Os primeiros aldeamentos feitos na
forma determinada por Mem de Sá, isto é, em lugares fixos, foram fundados na Bahia
a partir de 1558, com as aldeias já com denominações cristãs: São Paulo, São
João, Espírito Santo e Santiago. Em Piratininga havia apenas a de São Paulo,
fundada 4 anos antes por São José de Anchieta.
Temor e sujeição:
condição para civilizar o índio
O Padre Manuel da Nóbrega foi um dos
propugnadores da tese de que somente através do temor e sujeição poder-se-ia
civilizar duravelmente os nossos índios. Os princípios estão enunciados na
seguinte carta, dirigida ao Rei de Portugal:
“Depois
que o Brasil é descoberto e povoado, têm os gentios mortos e comidos grande
número de cristãos e tomadas muitas naus e navios e muita fazenda. E
trabalhando os cristãos por dissimular estas coisas, tratando com eles e
dando-lhes os resgates, com que eles folgam, e têm necessidade, nem por isso
puderam fazer deles bons amigos, não deixando de matar e comer, como e quando
puderam. E se disserem que os cristãos os salteavam e tratavam mal, alguns o
fizeram assim, e outros pagariam o dano que estes fizeram, porém a outros, a
quem os cristãos nunca fizeram mal, os gentios os tomaram e comeram e fizeram
despovoar muitos lugares e fazendas grossas; e são tão cruéis e bestiais, que
assim matam aos que nunca lhes fizeram mal, clérigos, frades, mulheres de tal
parecer, que os brutos animais se contentariam delas e lhes não fariam mal. Mas
são estes tão carniceiros de corpos humanos que, sem exceção de pessoas, a
todos matam e comem e nenhum benefício os inclina nem abstém de seus maus
costumes, antes parece, e se vê por experiência, que se ensoberbecem e fazem
piores com afagos e bom tratamento. A prova disto é que estes da Bahia, sendo
bem tratados e doutrinados, com isso se fizeram piores, vendo que se não
castigavam os maus e culpados nas mortes passadas; e com a severidade e castigo
se humilham e sujeitam.
“Depois
que Sua Alteza mandou Governadores e justiça a esta terra, não houve saltearem
os gentios nem tomarem-lhes o seu, como antes, e nem por isso deixarem eles de
tomar muitos navios e matarem e comerem muitos cristãos, de maneira que lhes
convém viver em povoações fortes e com muito resguardo e armas, e não ousam de
se estender e espalhar pela terra, para fazerem fazendas, criação e viver pela
terra dentro, que é larga e boa, em que poderiam viver abastadamente, se o
gentio fosse senhoreado ou despejado, como poderia ser com pouco trabalho e
gasto, e teriam vida espiritual, conhecendo o seu Criador, e vassalagem a S.
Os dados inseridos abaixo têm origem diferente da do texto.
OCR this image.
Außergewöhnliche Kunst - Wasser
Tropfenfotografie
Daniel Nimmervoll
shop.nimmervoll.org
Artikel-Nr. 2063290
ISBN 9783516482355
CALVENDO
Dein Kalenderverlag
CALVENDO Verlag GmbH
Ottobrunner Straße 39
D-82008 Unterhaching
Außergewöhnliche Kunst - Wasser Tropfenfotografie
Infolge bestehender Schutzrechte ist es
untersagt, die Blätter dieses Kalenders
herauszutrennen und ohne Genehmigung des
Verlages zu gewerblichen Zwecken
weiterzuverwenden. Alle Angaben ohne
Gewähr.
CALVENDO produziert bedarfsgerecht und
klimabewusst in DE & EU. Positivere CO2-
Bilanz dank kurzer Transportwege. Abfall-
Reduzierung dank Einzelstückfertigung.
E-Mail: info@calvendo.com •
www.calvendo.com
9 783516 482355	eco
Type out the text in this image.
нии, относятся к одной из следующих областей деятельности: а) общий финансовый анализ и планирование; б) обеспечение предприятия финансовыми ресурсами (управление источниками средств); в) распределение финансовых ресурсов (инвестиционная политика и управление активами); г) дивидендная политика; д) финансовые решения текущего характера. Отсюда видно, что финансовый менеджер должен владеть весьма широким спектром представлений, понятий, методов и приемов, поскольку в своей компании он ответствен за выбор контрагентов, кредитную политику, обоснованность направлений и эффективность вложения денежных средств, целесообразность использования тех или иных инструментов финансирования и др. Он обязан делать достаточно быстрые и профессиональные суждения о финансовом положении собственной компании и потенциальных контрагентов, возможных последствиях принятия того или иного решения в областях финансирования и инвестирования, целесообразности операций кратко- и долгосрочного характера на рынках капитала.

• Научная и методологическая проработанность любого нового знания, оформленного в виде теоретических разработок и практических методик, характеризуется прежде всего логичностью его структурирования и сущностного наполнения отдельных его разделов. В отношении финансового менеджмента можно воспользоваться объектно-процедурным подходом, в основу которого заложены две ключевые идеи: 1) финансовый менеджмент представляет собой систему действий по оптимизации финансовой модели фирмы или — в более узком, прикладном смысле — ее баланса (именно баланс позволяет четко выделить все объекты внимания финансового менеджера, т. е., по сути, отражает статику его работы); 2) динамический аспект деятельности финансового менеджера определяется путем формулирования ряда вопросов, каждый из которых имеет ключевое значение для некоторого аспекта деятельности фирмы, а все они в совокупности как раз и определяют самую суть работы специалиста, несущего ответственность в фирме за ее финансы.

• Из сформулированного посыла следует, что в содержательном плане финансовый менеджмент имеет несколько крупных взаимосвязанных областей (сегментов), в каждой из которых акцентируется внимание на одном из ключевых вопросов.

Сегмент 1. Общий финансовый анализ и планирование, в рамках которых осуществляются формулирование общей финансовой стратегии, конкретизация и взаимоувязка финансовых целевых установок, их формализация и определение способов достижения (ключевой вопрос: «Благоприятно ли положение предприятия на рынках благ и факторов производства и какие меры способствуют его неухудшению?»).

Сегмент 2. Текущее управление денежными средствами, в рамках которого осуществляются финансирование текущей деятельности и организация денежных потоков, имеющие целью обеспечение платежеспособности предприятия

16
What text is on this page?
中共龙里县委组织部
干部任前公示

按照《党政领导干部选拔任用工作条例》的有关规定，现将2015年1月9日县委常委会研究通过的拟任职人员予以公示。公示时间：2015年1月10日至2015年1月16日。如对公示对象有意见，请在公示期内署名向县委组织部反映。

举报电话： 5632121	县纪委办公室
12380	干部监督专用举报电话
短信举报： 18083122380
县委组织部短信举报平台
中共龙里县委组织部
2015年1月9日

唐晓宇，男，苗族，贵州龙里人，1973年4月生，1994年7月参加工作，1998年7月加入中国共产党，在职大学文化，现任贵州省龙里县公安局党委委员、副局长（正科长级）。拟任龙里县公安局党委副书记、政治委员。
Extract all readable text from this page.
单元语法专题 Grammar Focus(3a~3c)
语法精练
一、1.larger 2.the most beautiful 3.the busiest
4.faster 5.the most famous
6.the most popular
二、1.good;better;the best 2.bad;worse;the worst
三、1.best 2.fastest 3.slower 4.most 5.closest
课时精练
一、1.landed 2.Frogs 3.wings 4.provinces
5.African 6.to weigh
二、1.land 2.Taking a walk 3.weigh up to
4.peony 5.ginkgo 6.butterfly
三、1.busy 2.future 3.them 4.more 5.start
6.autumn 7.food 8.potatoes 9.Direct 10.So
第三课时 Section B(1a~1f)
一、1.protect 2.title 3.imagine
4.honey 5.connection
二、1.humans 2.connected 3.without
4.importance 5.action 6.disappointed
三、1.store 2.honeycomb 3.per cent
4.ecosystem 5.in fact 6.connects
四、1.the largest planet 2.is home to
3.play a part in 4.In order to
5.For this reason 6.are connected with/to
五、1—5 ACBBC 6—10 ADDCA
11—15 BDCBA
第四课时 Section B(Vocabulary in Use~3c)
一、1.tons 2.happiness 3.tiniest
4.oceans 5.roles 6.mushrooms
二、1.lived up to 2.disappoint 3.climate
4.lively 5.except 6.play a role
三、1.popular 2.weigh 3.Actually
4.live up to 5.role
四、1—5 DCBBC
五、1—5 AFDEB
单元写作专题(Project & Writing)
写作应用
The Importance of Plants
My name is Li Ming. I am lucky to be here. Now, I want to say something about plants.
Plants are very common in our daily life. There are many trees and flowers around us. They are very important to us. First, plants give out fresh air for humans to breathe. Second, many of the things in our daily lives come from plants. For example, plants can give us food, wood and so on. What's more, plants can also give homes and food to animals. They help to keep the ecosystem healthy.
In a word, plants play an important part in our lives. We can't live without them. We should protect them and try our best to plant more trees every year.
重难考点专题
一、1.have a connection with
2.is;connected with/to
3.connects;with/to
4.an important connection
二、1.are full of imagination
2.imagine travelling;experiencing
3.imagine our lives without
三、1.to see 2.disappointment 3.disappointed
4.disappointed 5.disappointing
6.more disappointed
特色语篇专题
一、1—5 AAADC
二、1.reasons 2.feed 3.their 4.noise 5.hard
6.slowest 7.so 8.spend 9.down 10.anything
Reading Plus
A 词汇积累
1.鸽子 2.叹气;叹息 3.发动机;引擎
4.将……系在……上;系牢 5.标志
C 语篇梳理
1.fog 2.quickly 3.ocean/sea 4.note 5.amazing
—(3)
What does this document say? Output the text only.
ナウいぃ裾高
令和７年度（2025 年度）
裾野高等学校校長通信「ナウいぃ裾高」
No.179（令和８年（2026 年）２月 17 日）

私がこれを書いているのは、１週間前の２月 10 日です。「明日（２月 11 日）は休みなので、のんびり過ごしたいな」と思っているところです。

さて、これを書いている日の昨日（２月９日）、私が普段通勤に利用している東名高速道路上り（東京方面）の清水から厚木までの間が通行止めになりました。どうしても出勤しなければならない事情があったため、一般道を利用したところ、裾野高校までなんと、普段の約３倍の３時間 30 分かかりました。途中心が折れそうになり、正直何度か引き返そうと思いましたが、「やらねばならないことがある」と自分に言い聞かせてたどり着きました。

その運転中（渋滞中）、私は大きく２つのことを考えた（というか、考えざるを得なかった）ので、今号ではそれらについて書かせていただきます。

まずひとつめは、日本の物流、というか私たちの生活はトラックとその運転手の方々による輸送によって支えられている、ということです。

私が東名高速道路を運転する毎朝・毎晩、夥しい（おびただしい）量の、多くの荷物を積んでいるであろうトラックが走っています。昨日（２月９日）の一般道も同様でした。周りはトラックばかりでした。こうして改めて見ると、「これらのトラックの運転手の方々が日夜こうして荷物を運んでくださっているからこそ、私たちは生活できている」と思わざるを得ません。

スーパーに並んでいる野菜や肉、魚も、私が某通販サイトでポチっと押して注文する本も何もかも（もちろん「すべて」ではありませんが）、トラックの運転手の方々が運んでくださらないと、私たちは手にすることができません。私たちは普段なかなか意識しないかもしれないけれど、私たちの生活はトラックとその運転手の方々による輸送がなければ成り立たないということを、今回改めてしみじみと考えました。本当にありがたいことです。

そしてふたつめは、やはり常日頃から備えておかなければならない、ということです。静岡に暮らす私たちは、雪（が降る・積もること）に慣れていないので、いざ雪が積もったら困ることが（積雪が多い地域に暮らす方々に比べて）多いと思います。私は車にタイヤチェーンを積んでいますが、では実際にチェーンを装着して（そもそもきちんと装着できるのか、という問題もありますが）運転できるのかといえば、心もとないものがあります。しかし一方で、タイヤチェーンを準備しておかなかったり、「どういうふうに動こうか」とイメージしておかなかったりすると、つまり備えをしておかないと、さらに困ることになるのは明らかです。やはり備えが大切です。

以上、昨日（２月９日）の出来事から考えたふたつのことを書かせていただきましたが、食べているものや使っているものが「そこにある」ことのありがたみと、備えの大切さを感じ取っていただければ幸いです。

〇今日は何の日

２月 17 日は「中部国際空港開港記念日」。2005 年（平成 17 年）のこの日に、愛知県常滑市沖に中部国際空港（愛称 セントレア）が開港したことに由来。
A., e obediência aos cristãos, e todos viverem melhor e abastados e S. A. teria
grossas rendas nestas terras.
“Este
gentio é de qualidade que não se quer por bem se não por temor e sujeição, como
se tem experimentado, e por isso, se S. A. os quer ver todos convertidos, mande
os sujeitar e deve fazer estender os cristãos pela terra adentro e
repartir-lhes os serviços dos índios àqueles que os ajudarem a conquistar e
senhorear como se faz em outras partes de terras novas, e não sei como sofre a
geração portuguesa, que entre todas as nações é a mais temida e obedecida,
estar por toda esta costa sofrendo e quase sujeitando-se ao mais vil e triste
gentio do mundo” [13]
Apoio da nobreza da
terra, então emergente
Mas, se os jesuítas e Mem de Sá
procuravam criar condições para converter e civilizar os índios, era necessário
que obtivessem o apoio da chamada “nobreza da terra”, a pequena elite emergente
que se mudara de Portugal para o Brasil mas já se dizia da terra. Muitos deles
vieram cheios de erros liberais e só pensavam em si mesmos, tomados pelo
espírito da burguesa mercantilista. Alguns desejavam que os jesuítas cuidassem
somente dos cristãos portugueses, mantendo os índios em suas aldeias, separados
e pagãos, muitos até mantidos impunemente como escravos ou expulsos para o
interior. Assim ficariam longe de encarar o problema que teriam por obrigação
cristã de enfrentar: a catequese e cristianização daquele povo. No entanto, a ação apostólica dos jesuítas
visou também mudar tais homens, combatendo seus erros. A ação do Governador foi
vital para este fim. O Padre Leonardo do
Vale refere que tanto o Governador quanto o Ouvidor Geral eram pessoas de boa
consciência e diligenciaram para demonstrar o erro em que estavam incorrendo
alguns portugueses que aqui moravam.
Dentro de algum tempo formou-se um
pugilo de homens que rejeitavam aquelas concepções liberais e renascentistas,
adotando a concepção católica esposada pelos jesuítas. Dentre eles destacam-se,
além do próprio Mem de Sá, seu filho Fernão de Sá (que morreu em combate contra
os índios), Estácio de Sá, Simão da Gama de Andrade, etc. Este último havia
sido comandante do Galeão São João Batista, capitânia da pequena armada de 1550
em que viera a segunda missão jesuítica, preferindo então ficar morando no
Brasil. Recebeu terras em 1552, prosperou e foram, tanto ele como sua melhor D.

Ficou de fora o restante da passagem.